Smuggled rice will stabilize our stocks, jokes DA chief

Agriculture Secretary Proceso Alcala

“If there is smuggled rice coming in, that will only add to our stocks. Our stocks will become more stable,” Agriculture Secretary Proceso Alcala said Tuesday, tongue in cheek.

Turning serious, Alcala said rice smuggling was a symptom of the larger problem of local rice farmers not being competitive enough.

“We need to study how we will be competitive, and how to lower the cost of production,” Alcala said at a press conference on the review mission of the second phase of the World Bank-funded Mindanao Rural Development Program.

“The reason smuggling is so inviting here is that it is so cheap overseas. The returns are higher there. We need to be more aggressive in lowering the cost of production,” he added.

Alcala did not, however, address a question on the impact of rice smuggling on efforts of the Department of Agriculture to be self-sufficient in the staple by 2013.

Food security is a priority of the Aquino government, with rice self-sufficiency topping the agenda.

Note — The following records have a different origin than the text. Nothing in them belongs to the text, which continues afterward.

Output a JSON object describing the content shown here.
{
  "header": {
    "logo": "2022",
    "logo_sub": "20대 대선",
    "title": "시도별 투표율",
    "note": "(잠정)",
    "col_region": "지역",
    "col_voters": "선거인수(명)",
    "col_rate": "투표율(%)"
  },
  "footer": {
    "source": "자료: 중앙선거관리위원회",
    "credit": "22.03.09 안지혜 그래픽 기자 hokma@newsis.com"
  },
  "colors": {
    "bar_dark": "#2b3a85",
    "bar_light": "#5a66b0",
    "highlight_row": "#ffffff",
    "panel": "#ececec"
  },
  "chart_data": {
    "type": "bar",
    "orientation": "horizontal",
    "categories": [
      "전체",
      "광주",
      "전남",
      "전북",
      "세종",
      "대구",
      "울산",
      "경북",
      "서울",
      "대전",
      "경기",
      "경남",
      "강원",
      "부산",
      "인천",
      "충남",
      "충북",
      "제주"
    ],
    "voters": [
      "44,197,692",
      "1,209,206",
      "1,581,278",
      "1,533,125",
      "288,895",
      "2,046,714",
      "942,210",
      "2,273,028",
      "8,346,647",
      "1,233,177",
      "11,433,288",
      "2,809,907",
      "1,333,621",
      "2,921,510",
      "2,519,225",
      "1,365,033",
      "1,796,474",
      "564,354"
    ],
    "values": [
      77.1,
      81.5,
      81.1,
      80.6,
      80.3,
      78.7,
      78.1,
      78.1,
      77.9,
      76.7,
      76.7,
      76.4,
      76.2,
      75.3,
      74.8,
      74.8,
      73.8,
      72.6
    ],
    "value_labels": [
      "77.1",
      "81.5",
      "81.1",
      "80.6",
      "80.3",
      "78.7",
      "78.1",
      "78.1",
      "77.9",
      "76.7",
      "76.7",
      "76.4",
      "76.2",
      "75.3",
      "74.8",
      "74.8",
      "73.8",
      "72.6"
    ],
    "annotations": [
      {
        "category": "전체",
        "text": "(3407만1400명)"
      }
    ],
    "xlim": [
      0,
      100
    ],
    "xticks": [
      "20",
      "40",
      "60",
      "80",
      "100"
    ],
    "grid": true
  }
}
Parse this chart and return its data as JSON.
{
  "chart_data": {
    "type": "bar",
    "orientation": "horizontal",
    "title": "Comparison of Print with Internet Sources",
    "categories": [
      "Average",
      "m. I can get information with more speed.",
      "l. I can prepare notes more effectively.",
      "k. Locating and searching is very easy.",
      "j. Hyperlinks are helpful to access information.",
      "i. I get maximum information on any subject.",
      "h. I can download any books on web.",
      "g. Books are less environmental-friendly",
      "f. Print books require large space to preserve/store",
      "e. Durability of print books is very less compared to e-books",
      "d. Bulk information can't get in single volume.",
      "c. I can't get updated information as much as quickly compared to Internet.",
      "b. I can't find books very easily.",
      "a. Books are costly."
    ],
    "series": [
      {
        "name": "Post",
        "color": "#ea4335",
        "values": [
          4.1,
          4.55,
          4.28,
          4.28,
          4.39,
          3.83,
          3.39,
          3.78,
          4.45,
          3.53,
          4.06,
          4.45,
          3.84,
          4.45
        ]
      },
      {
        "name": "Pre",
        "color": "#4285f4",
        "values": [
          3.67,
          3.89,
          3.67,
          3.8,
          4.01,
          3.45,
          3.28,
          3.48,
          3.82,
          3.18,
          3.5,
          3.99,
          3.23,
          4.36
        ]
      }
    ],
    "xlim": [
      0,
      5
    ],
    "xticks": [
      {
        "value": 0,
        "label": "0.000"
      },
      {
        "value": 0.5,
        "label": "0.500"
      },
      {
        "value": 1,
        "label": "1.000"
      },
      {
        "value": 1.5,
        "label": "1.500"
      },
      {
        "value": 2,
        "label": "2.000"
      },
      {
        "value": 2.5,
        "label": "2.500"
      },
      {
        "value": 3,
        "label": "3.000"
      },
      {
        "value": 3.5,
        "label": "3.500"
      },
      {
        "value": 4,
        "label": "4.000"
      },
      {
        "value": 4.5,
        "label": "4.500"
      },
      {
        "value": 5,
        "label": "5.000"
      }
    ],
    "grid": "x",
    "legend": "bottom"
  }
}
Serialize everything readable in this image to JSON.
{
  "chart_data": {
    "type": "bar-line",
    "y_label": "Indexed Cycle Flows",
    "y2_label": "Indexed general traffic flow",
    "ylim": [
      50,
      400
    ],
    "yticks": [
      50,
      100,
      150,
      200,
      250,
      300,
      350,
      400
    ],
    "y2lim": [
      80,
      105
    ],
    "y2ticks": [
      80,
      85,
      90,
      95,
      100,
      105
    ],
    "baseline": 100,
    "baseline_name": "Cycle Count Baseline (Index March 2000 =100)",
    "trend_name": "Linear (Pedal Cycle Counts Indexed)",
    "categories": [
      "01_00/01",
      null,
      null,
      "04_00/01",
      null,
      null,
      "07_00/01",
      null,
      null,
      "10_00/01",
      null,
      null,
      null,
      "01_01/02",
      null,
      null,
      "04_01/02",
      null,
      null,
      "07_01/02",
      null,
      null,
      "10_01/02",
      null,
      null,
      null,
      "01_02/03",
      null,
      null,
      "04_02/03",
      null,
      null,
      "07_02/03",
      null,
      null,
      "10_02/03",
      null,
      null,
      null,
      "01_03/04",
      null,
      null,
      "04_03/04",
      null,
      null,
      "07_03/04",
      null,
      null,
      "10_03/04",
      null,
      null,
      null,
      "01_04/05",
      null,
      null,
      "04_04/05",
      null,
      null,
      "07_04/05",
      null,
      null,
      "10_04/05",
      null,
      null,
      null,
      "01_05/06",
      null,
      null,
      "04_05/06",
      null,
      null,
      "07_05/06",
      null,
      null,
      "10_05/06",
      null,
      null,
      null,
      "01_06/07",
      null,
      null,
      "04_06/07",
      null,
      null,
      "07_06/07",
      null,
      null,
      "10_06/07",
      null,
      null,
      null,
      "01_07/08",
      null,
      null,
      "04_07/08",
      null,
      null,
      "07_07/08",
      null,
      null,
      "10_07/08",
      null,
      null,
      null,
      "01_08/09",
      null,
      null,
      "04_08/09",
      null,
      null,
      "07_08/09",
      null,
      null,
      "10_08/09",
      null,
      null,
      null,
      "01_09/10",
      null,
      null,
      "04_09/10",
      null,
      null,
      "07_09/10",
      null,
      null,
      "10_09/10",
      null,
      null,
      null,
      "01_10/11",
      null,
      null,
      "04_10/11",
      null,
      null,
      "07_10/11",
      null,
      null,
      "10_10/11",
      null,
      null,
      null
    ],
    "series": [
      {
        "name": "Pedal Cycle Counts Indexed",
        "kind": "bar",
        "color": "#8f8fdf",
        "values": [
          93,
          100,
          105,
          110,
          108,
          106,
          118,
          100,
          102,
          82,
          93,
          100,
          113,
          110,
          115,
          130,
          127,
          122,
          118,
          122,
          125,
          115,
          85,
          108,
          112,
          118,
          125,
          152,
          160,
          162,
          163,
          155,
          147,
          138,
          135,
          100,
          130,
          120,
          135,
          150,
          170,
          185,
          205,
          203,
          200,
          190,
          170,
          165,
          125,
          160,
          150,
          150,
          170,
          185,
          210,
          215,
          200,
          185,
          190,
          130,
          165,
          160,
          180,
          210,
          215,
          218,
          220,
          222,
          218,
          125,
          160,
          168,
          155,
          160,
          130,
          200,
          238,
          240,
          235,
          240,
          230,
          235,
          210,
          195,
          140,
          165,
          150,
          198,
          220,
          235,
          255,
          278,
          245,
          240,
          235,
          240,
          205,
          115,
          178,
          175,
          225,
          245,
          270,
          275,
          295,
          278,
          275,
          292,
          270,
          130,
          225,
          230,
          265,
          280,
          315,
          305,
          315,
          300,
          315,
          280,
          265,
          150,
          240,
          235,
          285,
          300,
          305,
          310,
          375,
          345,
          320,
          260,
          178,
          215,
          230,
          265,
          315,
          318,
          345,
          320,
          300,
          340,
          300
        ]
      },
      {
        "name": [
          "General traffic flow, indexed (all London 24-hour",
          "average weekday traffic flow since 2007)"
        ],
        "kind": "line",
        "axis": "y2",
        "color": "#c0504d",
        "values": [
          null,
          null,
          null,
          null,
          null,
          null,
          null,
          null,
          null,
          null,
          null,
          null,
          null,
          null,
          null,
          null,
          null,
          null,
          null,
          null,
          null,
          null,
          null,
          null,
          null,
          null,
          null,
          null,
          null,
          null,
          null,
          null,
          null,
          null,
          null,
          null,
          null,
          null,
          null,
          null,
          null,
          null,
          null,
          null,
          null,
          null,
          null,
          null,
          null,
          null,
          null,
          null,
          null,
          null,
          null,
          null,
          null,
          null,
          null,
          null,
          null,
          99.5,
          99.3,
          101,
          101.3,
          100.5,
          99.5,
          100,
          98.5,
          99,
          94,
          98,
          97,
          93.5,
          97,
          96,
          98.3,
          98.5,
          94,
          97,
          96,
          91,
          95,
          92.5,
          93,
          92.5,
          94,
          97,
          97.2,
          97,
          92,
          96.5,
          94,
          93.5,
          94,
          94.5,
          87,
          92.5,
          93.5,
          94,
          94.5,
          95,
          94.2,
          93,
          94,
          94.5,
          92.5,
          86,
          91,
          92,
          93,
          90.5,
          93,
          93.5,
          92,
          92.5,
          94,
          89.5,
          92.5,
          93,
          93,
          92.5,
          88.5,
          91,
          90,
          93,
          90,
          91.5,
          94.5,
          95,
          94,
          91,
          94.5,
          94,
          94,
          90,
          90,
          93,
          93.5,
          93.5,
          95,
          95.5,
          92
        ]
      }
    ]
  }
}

In his third State of the Nation Address (Sona) on July 23, President Benigno Aquino underlined his administration’s goal of making the Philippines a rice exporter by next year “if the weather cooperates.”

The government has boasted of reducing the annual shortage of 1.3 million metric tons of rice to just 860,000 metric tons in the first year of the Aquino administration.

“This year, it is down to 500,000—including a buffer stock to dip into in times of calamity. And, if the weather cooperates, we’ll be able to export rice next year,” Aquino said during his Sona.